Well, he supposed he could ignore her right now. She tapped so lightly he assumed she hoped he wouldn’t hear. He shrugged on his robe over the slacks he hadn’t removed yet.
He opened the door, catching her in mid-knock. “I was just thinking I should ask you to join me in your lovely tub.”
She blushed and stared at the V of his robe rather than look up and meet his eyes. She’d brushed out the layered brown curls of her hair, letting it fall loose about her face, and pulled a pretty turquoise tunic over her tank top, effortlessly creating her own understated style. He admired a woman who didn’t feel compelled to spend an hour in front of a mirror to be comfortable with her appearance.
“I just wanted to warn you to lock your door. The kids are used to running in and out without knocking,” she said hurriedly, as if ready to run once the words were out of her mouth.
“Will they worry if they cannot find you? I will be happy to take another room if this is an inconvenience.” Jacques refrained from smacking his forehead for his stupidity. Of course the whirlpool was in her room. He’d seen her things in there. But he’d been equating them with a candlelit bath for two and not thinking about the mundane — like children who jumped on their mother’s bed every morning.
“No, I know how to distract them. Locking the door is simply a precaution. I put clean sheets on the bed this morning. I hope you’ll be comfortable.”
She backed away, and Jacques grabbed her wrist before she could escape. “Amy, wait, please.”
He didn’t know what he meant to say. He simply knew that he didn’t want her to leave. She finally lifted her gaze to his face and waited patiently for him to speak.
“I want to talk to you but don’t know how,” he admitted, surprising even himself. Talk wasn’t what he wanted, was it? “I look in your understanding eyes and want to say things I haven’t said to anyone, but I cannot.” He thought that might actually be true, but he would try not to dwell on it too much. “You back away like a frightened doe every time I try.”
“That’s because I am a frightened doe, with two fawns to protect,” she said bluntly. “You will find someone understanding among your own crowd. Brigitte seems a very intelligent listener.”
Brigitte was an astute cynic with a heart of ice. He did not want Brigitte. He was discovering he preferred a backbone of steel well padded by feminine curves and a loving nature.

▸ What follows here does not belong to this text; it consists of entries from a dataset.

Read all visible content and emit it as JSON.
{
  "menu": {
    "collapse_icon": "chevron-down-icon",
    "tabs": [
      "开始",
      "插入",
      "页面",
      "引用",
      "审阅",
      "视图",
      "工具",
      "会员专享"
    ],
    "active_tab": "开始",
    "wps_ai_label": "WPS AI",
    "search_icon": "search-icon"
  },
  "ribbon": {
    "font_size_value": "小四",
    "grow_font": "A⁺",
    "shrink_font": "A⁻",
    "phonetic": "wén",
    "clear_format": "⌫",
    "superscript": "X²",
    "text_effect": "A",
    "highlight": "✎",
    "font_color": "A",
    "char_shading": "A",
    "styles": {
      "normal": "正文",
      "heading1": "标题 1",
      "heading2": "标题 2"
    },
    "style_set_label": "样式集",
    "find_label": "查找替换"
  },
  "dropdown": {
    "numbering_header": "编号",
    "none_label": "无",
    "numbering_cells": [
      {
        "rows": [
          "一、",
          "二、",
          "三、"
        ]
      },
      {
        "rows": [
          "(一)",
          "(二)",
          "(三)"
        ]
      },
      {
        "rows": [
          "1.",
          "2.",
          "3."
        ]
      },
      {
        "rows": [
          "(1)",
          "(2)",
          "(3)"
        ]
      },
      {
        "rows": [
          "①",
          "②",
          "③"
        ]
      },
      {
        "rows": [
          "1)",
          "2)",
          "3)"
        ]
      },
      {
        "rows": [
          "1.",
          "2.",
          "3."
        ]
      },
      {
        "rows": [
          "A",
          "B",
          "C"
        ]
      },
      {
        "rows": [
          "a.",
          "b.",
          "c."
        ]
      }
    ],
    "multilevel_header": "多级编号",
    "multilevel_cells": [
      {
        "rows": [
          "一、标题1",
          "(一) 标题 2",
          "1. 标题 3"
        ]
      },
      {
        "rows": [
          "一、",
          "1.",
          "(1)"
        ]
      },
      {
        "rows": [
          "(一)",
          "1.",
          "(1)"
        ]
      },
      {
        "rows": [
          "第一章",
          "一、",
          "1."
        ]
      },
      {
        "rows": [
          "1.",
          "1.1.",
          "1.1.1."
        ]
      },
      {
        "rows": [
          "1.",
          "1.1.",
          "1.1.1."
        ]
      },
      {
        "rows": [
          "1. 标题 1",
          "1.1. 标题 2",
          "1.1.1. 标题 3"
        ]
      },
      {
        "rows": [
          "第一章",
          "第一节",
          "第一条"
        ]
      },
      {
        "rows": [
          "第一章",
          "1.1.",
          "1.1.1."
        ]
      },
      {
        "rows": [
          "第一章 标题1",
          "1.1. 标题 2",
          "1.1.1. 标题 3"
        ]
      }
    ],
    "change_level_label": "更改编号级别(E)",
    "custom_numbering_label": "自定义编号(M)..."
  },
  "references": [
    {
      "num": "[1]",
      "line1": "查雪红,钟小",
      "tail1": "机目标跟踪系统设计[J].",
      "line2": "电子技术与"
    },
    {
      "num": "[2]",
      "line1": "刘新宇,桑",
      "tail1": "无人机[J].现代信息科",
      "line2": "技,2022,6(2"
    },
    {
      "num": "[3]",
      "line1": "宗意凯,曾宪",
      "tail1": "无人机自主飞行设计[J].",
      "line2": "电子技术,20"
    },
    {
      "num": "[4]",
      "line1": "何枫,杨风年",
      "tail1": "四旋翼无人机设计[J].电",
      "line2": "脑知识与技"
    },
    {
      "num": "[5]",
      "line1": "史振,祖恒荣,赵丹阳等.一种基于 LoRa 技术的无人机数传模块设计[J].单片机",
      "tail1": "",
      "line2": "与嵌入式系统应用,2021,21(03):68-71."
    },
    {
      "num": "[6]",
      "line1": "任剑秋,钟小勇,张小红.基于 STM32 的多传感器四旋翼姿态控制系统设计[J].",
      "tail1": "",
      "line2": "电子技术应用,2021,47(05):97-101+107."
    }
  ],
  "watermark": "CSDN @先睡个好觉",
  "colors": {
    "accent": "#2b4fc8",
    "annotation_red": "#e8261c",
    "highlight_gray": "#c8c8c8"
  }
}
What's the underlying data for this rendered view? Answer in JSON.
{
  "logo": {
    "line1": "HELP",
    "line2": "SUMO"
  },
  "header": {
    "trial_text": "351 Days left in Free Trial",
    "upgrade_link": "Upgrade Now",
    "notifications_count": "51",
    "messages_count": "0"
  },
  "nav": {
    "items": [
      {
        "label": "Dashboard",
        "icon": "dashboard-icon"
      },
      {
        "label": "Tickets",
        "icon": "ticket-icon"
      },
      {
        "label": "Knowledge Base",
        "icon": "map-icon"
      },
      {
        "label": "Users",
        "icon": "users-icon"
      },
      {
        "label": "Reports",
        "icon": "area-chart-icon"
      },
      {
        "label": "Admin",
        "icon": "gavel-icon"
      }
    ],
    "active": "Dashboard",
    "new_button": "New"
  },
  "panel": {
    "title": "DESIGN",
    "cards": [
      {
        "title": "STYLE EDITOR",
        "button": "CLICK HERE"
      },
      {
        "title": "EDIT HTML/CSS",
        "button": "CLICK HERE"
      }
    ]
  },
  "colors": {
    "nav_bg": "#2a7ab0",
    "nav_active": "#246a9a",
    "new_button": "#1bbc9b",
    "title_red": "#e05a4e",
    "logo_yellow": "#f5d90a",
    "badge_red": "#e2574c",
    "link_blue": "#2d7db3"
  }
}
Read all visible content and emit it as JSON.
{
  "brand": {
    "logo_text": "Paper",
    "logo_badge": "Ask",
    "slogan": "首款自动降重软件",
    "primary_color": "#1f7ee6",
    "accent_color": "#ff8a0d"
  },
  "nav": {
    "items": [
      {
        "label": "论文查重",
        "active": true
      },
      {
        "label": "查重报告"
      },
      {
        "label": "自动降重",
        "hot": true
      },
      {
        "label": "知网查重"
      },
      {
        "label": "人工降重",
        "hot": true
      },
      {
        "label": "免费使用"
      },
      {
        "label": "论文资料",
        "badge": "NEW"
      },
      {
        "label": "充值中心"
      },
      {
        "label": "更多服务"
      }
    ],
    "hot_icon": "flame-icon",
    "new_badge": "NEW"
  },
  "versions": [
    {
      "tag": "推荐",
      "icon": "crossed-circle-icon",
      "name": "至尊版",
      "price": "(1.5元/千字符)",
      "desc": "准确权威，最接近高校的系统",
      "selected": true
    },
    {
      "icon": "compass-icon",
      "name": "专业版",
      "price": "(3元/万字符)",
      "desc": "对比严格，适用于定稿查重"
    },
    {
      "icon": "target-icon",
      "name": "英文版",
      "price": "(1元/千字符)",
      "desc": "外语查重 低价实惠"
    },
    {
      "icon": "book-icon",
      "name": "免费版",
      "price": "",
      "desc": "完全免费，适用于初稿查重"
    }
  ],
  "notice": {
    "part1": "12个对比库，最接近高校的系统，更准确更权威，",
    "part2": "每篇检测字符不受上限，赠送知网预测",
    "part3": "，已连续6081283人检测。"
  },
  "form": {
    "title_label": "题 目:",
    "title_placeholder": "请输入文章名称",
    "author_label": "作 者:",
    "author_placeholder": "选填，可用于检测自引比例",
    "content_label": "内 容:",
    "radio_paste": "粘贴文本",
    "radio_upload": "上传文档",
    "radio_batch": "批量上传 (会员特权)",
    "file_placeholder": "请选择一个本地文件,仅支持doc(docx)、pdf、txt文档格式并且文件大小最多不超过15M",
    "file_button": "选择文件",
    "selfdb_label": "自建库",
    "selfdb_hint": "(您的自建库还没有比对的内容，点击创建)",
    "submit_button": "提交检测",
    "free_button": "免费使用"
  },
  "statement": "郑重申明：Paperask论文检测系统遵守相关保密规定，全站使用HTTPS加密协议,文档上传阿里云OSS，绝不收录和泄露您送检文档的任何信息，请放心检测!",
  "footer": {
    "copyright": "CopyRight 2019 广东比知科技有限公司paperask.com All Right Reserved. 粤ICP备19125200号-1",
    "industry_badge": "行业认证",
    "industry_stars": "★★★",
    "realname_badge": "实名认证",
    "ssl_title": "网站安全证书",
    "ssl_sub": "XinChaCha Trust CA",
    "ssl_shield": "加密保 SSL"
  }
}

“Perhaps I should go, after all,” he said, surprising himself. “I did not think this through. I would not upset your children. Routine is very important to them.”
“You say that as if you’ve had experience,” she said with a shade of suspicion.
He had to work at flashing a grin. “I was once a child.” He arched his eyebrows, challenging her to argue the point.
Amy tilted her head to study him, and it was all he could do not to avoid her too perceptive gaze.
“Take a look around, Jacques,” she replied with a gesture at the stacked boxes in the hall. “Their lives are already in complete chaos, and they’re handling it just fine. Stay. You’ve convinced me it will work.” Amy pried his fingers loose from her wrist and escaped.
This time, Jacques let her go.
Shutting the door, he locked it, but no lock would shut out his raging libido.
Or the echoing loneliness of the empty room after Amy’s departure.